Definition
An imaginary straight line extending from the pilot's eye to a specific reference point, used as a visual cue to maintain orientation, position, or alignment relative to that point. In eights-on-pylons, the lateral axis of the airplane is held on this line so that an extension of the wing appears to pivot on the chosen pylon.
Plain English
A straight, invisible line drawn from your eye to something you're looking at. In flying, you use this line as a reference — for example, keeping the wing pointed exactly at a spot on the ground.
Context Anchor
In eights on pylons, the pilot uses the line of sight to judge whether the selected ground point appears to stay in the correct position beside the airplane.
Derivation
A plain English phrase: the 'line' you 'see along.' The expression has been used since the 1700s to mean the direct visual path between an observer and an object.
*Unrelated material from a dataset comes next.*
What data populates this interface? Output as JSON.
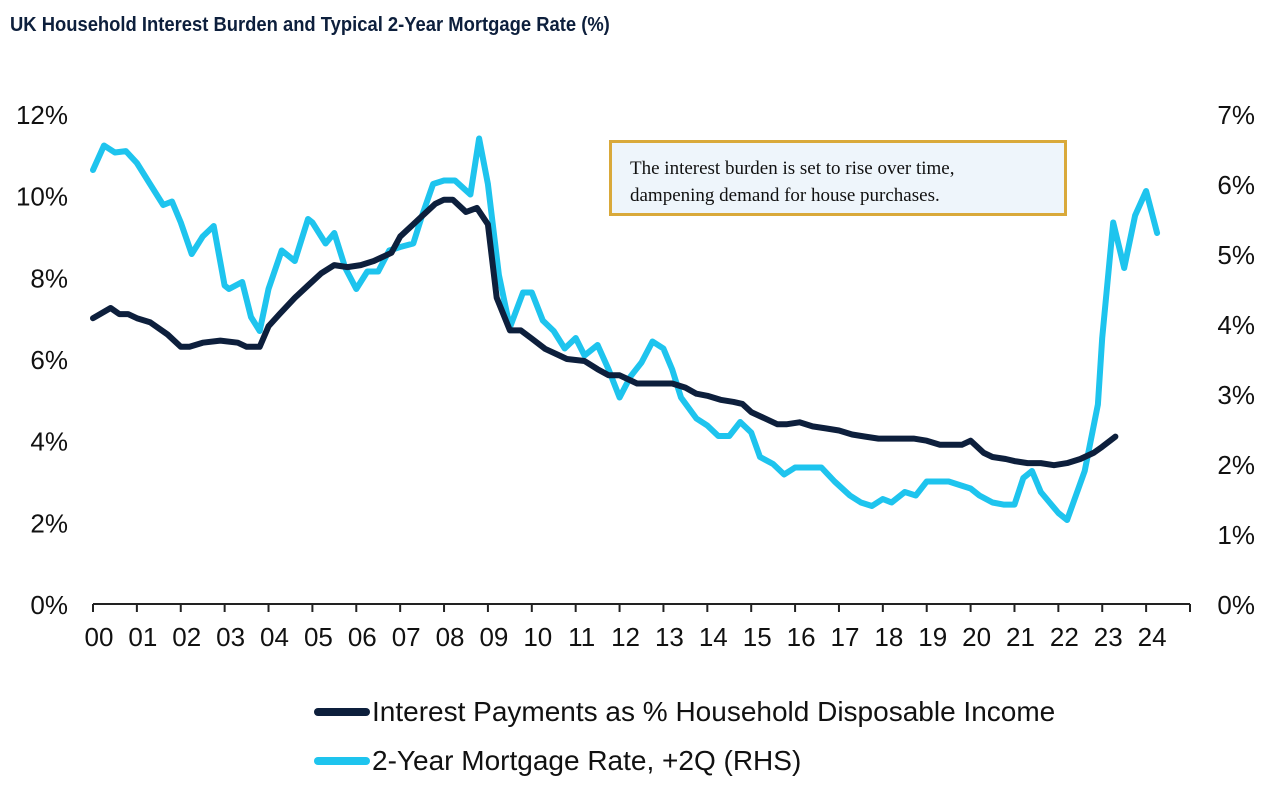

It helps in aviation because it captures exactly what's happening — the pilot is using the geometry of their own gaze as a flying reference.
Why Pilots Care
Keeping the pylon on the line of sight automatically places the aircraft at the correct pivotal altitude and produces a coordinated turn with no slip or skid.
Analogy
Think of an invisible string running from your eyes to the point you are watching. That string is your line of sight.
Grounding Statement
Picture looking straight down an invisible ruler from your eye through the pylon; if the pylon drifts forward or back along that ruler, altitude is wrong and bank must change.
Intuition Check
Line of sight does not mean the airplane is flying in a straight line. It means the straight visual path between your eyes and the object you are watching.
Example Sentence 1
The instructor told the student to hold the line of sight from the wingtip to the silo, adjusting altitude as needed to keep the pylon from drifting.
Example Sentence 2
When the pylon stayed steady on the line of sight throughout the turn, the maneuver was coordinated at the proper altitude.